At that moment a year and six hours ago, Ian Jensen was happy, the bastard. It took a special kind of idiot to blow that much money on a clue to a case he wasn't even allowed to work on anymore, but Jensen was that kind of idiot. He grinned like a child and seemed to be dancing in his chair.

Ernest distracted himself for a few minutes with his stocks. For about half a year, he had used the camera to make money; then, he had accumulated enough to never work again and focus all of his attention on not getting caught. And the one person with the highest likelihood of catching him was Liu Wei, the only one who could — maybe — be able to construct another camera and simply take a picture of the crime as it happened. Instant evidence. How furious Ernest had been when his surveillance of Sigur's expensive darkroom had shown Liu Wei just opening the door with a key as if he lived there, taking all the specialized equipment. After confirming that the camera was not there, he had done the smart thing and disappeared. If no one knew where you were, the camera wasn't worth anything. In a few weeks, Ernest would get a chance to trace Wei's steps again, but he would be surprised if that was successful.
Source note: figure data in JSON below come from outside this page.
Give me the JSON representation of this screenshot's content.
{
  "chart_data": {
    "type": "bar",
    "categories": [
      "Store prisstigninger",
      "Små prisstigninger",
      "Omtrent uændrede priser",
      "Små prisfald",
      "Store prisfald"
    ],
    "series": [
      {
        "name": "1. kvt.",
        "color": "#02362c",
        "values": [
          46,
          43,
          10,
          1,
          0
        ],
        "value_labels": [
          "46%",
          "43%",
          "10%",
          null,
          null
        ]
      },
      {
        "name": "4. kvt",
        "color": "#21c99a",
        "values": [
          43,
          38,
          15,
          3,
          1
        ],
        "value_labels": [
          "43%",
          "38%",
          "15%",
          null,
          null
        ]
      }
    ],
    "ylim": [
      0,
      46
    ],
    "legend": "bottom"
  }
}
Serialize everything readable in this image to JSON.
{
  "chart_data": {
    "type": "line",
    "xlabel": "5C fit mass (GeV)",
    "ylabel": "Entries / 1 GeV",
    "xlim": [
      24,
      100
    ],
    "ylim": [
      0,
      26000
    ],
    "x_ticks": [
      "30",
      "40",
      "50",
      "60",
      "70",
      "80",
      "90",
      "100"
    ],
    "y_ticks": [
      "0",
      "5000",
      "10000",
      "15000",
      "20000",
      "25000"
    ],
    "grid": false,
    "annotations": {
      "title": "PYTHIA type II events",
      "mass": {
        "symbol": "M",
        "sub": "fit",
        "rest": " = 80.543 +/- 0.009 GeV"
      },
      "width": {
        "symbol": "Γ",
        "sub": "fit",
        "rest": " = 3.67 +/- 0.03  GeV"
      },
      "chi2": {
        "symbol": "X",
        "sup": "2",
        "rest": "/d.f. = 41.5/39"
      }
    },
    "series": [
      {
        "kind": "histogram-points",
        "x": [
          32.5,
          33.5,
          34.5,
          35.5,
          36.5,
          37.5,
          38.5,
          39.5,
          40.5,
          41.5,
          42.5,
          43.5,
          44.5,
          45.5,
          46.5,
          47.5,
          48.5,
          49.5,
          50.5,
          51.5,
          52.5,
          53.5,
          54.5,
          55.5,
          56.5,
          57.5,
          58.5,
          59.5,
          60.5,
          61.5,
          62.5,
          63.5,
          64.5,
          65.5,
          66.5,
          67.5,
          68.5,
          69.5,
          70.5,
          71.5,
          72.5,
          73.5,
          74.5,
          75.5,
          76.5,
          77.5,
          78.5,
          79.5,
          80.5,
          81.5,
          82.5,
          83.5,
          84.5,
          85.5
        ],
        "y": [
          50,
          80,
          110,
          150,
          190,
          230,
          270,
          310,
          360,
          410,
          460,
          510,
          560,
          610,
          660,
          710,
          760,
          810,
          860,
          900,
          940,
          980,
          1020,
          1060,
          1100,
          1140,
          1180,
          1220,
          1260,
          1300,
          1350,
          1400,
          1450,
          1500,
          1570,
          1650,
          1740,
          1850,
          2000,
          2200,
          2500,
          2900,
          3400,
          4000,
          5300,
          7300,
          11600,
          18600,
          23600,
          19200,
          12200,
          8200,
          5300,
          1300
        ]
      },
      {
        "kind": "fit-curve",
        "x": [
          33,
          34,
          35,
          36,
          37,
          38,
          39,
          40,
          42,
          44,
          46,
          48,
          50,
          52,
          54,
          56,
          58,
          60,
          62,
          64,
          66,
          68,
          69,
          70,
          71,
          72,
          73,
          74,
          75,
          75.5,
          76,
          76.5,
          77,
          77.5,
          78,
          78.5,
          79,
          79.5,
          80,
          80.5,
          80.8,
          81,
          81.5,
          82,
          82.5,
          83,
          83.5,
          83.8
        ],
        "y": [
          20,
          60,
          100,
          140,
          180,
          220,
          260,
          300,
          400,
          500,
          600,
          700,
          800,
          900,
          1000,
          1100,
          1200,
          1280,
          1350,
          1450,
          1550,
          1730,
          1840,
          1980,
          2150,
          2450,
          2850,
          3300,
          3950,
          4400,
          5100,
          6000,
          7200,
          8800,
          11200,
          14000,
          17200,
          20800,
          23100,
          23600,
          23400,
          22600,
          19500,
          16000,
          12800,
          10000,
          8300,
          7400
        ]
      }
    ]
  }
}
It was far more worthwhile to go through Ian Jensen's files. This was Ernest's third day of doing so; he had caught Jensen in the middle of a sort of archive binge, a vast re-organization of his private files, for whatever reason. And just as Jensen leafed through the files, Ernest photographed, hoping that the self-proclaimed genius had found a trace of Wei when everyone else had failed. He had to have. The hitman Ernest had sent after Jensen a year minus a few days ago had found a half-written message to Wei on Jensen's computer, asking for a meet-up.

So far, nothing. But it couldn't be much longer; after all, tomorrow a year ago, Jensen would connect the dots and burn all his paper files. He had always been quick at jumping to conclusions.

There was a knock on the door.

"What is it?" Ernest shouted. The crew knew that he wasn't to be disturbed.

"Open up," a muffled voice on the other side of the door said, and Ernest recognized it even before it said "we have a warrant."


"How?", the killer asked on the way back to shore, and his grimace of incompetent anger was far too sweet not to gloat.

"Well," I said. "Turns out you don't need to lay a trap to spring it. You just need to find out that it exists and be at the right place in the right time."

"So you know where Wei is."

"No," I said, grinning widely. "And Ian didn't either. He wasn't that clever. But misleading you? Well within his abilities."

Then I shut up, because I didn't need to tell him how I had cut my ties with the investigation and laid low for almost a year just in case, how close I had been to giving up on the idea of Ian's trap, and how I had feared for my life the entire time through. I let him stew the rest of the way home.